No matter how far away I may feel from my awake self—no matter how distracted, reactive, or numbed out—I am always just one breath away from returning. Through the practice of beginning again, I can come back to this moment, to the power of this very breath, in the blink of an eye. I can realign with my deeper wisdom.
My teacher reminded me endlessly that beginning again does not require punishment or shame. It requires remembrance. Remembering the extraordinary gift of this moment. This breath. This chance to choose again.
When I wander off the path—and I do—I practice letting go of self-criticism. I practice releasing the inner commentary that wants to tally my failures or question my sincerity. Instead, I return to my intention and recalibrate my moment-to-moment choices.

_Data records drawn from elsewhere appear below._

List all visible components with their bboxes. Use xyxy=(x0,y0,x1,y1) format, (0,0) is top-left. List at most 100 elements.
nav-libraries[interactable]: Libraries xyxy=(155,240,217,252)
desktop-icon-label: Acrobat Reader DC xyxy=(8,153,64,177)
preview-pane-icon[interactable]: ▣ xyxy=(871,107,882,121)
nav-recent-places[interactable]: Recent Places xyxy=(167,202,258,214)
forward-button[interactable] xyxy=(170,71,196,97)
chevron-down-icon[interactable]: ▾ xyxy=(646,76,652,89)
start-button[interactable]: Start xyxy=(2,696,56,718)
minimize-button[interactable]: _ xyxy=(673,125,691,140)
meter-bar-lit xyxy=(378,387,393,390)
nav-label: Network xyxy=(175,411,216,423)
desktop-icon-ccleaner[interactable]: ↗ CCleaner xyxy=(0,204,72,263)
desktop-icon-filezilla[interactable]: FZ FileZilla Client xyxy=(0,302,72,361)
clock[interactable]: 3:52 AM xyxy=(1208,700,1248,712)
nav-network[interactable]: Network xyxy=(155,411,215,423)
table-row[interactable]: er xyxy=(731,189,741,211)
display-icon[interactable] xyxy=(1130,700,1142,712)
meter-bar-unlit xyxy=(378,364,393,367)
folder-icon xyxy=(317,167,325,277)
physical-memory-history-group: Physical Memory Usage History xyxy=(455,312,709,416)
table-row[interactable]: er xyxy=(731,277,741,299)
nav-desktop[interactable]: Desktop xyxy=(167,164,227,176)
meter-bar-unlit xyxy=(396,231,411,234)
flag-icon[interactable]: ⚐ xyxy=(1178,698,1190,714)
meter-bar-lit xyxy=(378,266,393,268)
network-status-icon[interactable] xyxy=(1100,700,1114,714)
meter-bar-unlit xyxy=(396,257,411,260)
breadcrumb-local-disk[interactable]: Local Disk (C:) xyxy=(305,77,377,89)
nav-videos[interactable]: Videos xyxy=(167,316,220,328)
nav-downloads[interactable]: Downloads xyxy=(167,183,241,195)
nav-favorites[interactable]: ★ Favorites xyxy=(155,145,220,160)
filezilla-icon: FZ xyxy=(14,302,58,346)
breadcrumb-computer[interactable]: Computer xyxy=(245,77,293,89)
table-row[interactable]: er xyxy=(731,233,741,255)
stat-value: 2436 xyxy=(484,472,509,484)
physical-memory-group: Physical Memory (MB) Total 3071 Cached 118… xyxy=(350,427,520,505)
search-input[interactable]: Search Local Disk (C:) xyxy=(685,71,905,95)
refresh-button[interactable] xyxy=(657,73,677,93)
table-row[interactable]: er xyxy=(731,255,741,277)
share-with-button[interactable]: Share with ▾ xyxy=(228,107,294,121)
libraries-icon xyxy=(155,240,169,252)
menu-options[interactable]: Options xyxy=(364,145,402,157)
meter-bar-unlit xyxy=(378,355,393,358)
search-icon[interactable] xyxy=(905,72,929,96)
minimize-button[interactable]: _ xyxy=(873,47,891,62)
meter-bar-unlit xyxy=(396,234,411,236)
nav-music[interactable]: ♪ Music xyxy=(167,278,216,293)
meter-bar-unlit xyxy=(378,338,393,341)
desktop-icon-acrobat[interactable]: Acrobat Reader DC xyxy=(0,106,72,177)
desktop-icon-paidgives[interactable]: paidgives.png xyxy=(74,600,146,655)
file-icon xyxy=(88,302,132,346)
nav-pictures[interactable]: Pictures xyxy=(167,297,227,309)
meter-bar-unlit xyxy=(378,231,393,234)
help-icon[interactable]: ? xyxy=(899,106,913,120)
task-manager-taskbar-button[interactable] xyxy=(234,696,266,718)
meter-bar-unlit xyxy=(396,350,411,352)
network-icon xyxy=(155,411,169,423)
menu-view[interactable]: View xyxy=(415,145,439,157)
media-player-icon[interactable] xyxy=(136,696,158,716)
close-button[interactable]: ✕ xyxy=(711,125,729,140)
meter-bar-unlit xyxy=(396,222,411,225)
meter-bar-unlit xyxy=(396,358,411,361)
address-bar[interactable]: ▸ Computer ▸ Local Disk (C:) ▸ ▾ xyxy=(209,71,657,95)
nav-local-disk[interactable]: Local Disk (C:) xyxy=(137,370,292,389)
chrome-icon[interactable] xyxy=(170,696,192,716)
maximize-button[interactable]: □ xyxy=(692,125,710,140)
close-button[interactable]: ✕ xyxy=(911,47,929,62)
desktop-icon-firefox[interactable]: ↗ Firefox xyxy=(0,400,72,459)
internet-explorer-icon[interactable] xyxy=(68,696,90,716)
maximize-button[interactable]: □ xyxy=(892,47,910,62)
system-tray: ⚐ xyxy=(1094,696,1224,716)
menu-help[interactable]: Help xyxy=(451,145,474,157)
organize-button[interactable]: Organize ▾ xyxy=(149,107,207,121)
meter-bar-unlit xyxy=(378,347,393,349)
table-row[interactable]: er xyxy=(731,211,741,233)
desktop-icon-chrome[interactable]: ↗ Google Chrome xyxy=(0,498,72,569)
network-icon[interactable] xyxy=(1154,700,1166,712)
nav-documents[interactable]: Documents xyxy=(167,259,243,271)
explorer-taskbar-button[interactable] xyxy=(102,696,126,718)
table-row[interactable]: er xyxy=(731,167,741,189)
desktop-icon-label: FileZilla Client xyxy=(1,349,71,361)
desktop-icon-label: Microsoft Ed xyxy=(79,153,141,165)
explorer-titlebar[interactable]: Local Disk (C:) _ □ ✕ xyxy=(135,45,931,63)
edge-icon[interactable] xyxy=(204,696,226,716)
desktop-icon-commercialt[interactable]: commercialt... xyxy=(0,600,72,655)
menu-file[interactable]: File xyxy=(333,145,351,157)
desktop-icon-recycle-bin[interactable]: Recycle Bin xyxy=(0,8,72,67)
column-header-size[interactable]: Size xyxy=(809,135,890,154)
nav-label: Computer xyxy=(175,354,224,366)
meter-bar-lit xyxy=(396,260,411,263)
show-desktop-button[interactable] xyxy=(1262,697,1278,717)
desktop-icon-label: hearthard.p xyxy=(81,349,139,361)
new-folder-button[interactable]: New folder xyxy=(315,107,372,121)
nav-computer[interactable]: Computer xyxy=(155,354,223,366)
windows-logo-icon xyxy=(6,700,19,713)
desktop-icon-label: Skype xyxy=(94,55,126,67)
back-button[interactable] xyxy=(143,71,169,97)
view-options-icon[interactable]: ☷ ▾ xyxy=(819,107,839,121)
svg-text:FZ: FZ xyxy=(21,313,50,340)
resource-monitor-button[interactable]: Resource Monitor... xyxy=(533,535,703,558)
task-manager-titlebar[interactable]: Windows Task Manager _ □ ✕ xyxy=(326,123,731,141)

The present moment offers a particular kind of grace. There is no time here to berate myself for how I acted earlier today. No room to worry about how I might fail tomorrow. In the present moment, I am my whole self—awake, alive, responsive, and brimming with possibility.
This doesn’t mean the pull toward distraction disappears. It doesn’t mean the dopamine economy loosens its grip. It means I notice sooner. I recover faster. I remember more often why I am practicing in the first place.
Once you touch clarity, does it stay?
In my experience—no.
And that is not a problem. It is the practice.
Sadhana is not about achieving a permanent state of wakefulness. It is about cultivating a trustworthy relationship with returning. Again and again and again. Each return strengthens the muscle of attention. Each recommitment deepens integrity. Each moment of remembering lays another stone on the path.
If I have another breath, I can begin again.
And if you are reading this and recognizing yourself—your own cycles of forgetting and remembering—know this: you are not behind. You are not broken. You are practicing.
Sadhana is not life perfected. It is life met—intentionally, imperfectly, and with devotion.